Will Seippel is on a mission, and he’s open to trying a new and very different approach to help him achieve it. As founder and CEO of WorthPoint Corporation, he’s working to improve the pricing transparency that exists between sellers and buyers of antiques, art, and collectibles, helping sellers realize better prices and helping buyers understand fair prices to pay for such items.
This week, Seippel sent a letter to the WorthPoint community to gauge their interest in investing in the company. But this is not a crowdfunding effort like a Kickstarter campaign. If WorthPoint decides to move forward, investors would own stock directly in the company – you can read more about the concept of investment crowdfunding on the SEC website.
Seippel explained in his letter, “A recent change in legislation now allows companies, like us, to accept investment capital from our community. Since you have been a pivotal part of our growth, we would like to invite you to indicate interest in investing in our next fundraising round. By no means is this binding; it is simply an indication of your potential interest to help us determine whether or not to pursue this new fundraising path.”
The campaign is explained on SeedInvest.com, which on Thursday evening said there was already “$1,665,000 of indicated interest.”
Seippel is no stranger to raising money. “We have about $15M invested in the infrastructure of WorthPoint and have not used venture money for this,” Seippel told EcommerceBytes. “Most of our investors are people that have invested with me over the years.”
How would the company use the possible investment? “We need greater funding to build the database out quicker for non eBay sources; bringing a consumer product to market, accepting 3rd party content and connecting all of that through our taxonomy. Also to do the patent filing work for some of the intellectual processes that have already been filed with the patent office that show promise.”
He said the 9-year old company is profitable – he describes it as a financial data company and a technology company. WorthPoint has 13,000 paying customers and over 1.5 million unique monthly visitors.
The company’s database contains over 300 million historical prices and over 90,000 items in the MAPS (Marks, Autographs, Patterns, and Symbols) database, and next month, it will launch a visual recognition feature for its MAPS product on both mobile and desktop.
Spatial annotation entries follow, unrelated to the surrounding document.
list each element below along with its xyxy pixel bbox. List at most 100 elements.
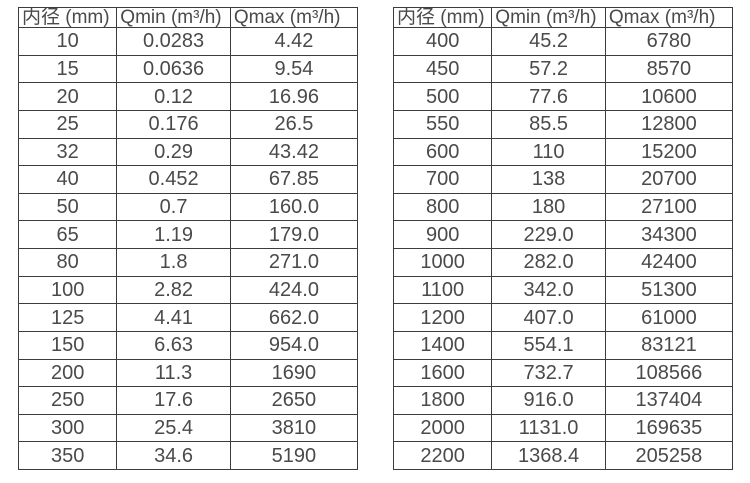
diameter-cell: 450 xyxy=(392,54,493,84)
table-row: 80 1.8 271.0 xyxy=(17,248,359,277)
diameter-cell: 250 xyxy=(17,386,118,415)
qmax-cell: 179.0 xyxy=(229,220,359,249)
table-row: 20 0.12 16.96 xyxy=(17,82,359,111)
qmax-cell: 108566 xyxy=(604,358,734,388)
header-row: 内径 (mm) Qmin (m³/h) Qmax (m³/h) xyxy=(392,7,734,28)
qmin-cell: 282.0 xyxy=(491,248,606,277)
qmin-cell: 180 xyxy=(491,192,606,222)
column-header: Qmin (m³/h) xyxy=(116,7,231,28)
table-row: 1000 282.0 42400 xyxy=(392,248,734,277)
qmin-cell: 229.0 xyxy=(491,220,606,249)
diameter-cell: 2200 xyxy=(392,441,493,470)
qmax-cell: 662.0 xyxy=(229,303,359,332)
diameter-cell: 550 xyxy=(392,109,493,139)
diameter-cell: 900 xyxy=(392,220,493,249)
qmin-cell: 554.1 xyxy=(491,330,606,360)
table-row: 600 110 15200 xyxy=(392,137,734,167)
diameter-cell: 65 xyxy=(17,220,118,249)
qmin-cell: 17.6 xyxy=(116,386,231,415)
column-header: 内径 (mm) xyxy=(17,7,118,28)
diameter-cell: 500 xyxy=(392,82,493,111)
table-row: 150 6.63 954.0 xyxy=(17,330,359,360)
qmax-cell: 83121 xyxy=(604,330,734,360)
qmin-cell: 0.29 xyxy=(116,137,231,167)
column-header: 内径 (mm) xyxy=(392,7,493,28)
diameter-cell: 2000 xyxy=(392,413,493,443)
qmax-cell: 4.42 xyxy=(229,27,359,56)
diameter-cell: 1000 xyxy=(392,248,493,277)
qmax-cell: 5190 xyxy=(229,441,359,470)
qmin-cell: 0.0636 xyxy=(116,54,231,84)
qmin-cell: 57.2 xyxy=(491,54,606,84)
qmin-cell: 11.3 xyxy=(116,358,231,388)
table-row: 15 0.0636 9.54 xyxy=(17,54,359,84)
qmin-cell: 4.41 xyxy=(116,303,231,332)
qmax-cell: 9.54 xyxy=(229,54,359,84)
qmin-cell: 0.7 xyxy=(116,192,231,222)
qmax-cell: 271.0 xyxy=(229,248,359,277)
column-header: Qmax (m³/h) xyxy=(604,7,734,28)
qmin-cell: 0.0283 xyxy=(116,27,231,56)
qmin-cell: 2.82 xyxy=(116,275,231,305)
qmin-cell: 407.0 xyxy=(491,303,606,332)
table-row: 50 0.7 160.0 xyxy=(17,192,359,222)
qmax-cell: 137404 xyxy=(604,386,734,415)
qmin-cell: 916.0 xyxy=(491,386,606,415)
qmax-cell: 42400 xyxy=(604,248,734,277)
qmax-cell: 6780 xyxy=(604,27,734,56)
table-row: 500 77.6 10600 xyxy=(392,82,734,111)
diameter-cell: 300 xyxy=(17,413,118,443)
diameter-cell: 1100 xyxy=(392,275,493,305)
diameter-cell: 20 xyxy=(17,82,118,111)
qmax-cell: 67.85 xyxy=(229,165,359,194)
qmax-cell: 2650 xyxy=(229,386,359,415)
table-row: 700 138 20700 xyxy=(392,165,734,194)
diameter-cell: 32 xyxy=(17,137,118,167)
table-row: 250 17.6 2650 xyxy=(17,386,359,415)
diameter-cell: 800 xyxy=(392,192,493,222)
diameter-cell: 10 xyxy=(17,27,118,56)
qmax-cell: 10600 xyxy=(604,82,734,111)
table-row: 1100 342.0 51300 xyxy=(392,275,734,305)
qmin-cell: 1368.4 xyxy=(491,441,606,470)
qmax-cell: 8570 xyxy=(604,54,734,84)
table-row: 25 0.176 26.5 xyxy=(17,109,359,139)
qmin-cell: 0.176 xyxy=(116,109,231,139)
table-row: 2200 1368.4 205258 xyxy=(392,441,734,470)
qmax-cell: 424.0 xyxy=(229,275,359,305)
diameter-cell: 25 xyxy=(17,109,118,139)
table-row: 100 2.82 424.0 xyxy=(17,275,359,305)
qmin-cell: 1.8 xyxy=(116,248,231,277)
diameter-cell: 1800 xyxy=(392,386,493,415)
flow-spec-table-large-diameters: 内径 (mm) Qmin (m³/h) Qmax (m³/h) 400 45.2 6780… xyxy=(392,7,734,470)
diameter-cell: 1400 xyxy=(392,330,493,360)
table-row: 800 180 27100 xyxy=(392,192,734,222)
table-row: 200 11.3 1690 xyxy=(17,358,359,388)
diameter-cell: 350 xyxy=(17,441,118,470)
qmax-cell: 954.0 xyxy=(229,330,359,360)
table-row: 1200 407.0 61000 xyxy=(392,303,734,332)
qmin-cell: 34.6 xyxy=(116,441,231,470)
table-row: 550 85.5 12800 xyxy=(392,109,734,139)
qmin-cell: 732.7 xyxy=(491,358,606,388)
diameter-cell: 50 xyxy=(17,192,118,222)
table-row: 350 34.6 5190 xyxy=(17,441,359,470)
qmin-cell: 138 xyxy=(491,165,606,194)
column-header: Qmax (m³/h) xyxy=(229,7,359,28)
table-row: 1600 732.7 108566 xyxy=(392,358,734,388)
diameter-cell: 125 xyxy=(17,303,118,332)
qmin-cell: 342.0 xyxy=(491,275,606,305)
qmax-cell: 3810 xyxy=(229,413,359,443)
table-row: 300 25.4 3810 xyxy=(17,413,359,443)
qmin-cell: 45.2 xyxy=(491,27,606,56)
qmax-cell: 16.96 xyxy=(229,82,359,111)
qmax-cell: 26.5 xyxy=(229,109,359,139)
table-row: 65 1.19 179.0 xyxy=(17,220,359,249)
header-row: 内径 (mm) Qmin (m³/h) Qmax (m³/h) xyxy=(17,7,359,28)
qmax-cell: 51300 xyxy=(604,275,734,305)
diameter-cell: 200 xyxy=(17,358,118,388)
flow-spec-table-small-diameters: 内径 (mm) Qmin (m³/h) Qmax (m³/h) 10 0.0283 4.4… xyxy=(17,7,359,470)
qmax-cell: 27100 xyxy=(604,192,734,222)
table-row: 1400 554.1 83121 xyxy=(392,330,734,360)
qmax-cell: 43.42 xyxy=(229,137,359,167)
A WorthPoint funding round under the new rules would not be Seippel’s first brush with innovative financing. “I have always been a first adopter on Wall Street for things and this will be another one,” he told us. “I issued the first bonds that were traded in Euros and first public offering of a Russian company after their economy crashed in the 90’s.”
Crowd-investing is something he’s been waiting for, and he said he’s prepared. But while he’s pitched the company he built from scratch to investors in the past, this experience is different, given the very public nature of the request – and the transparency of the community’s response.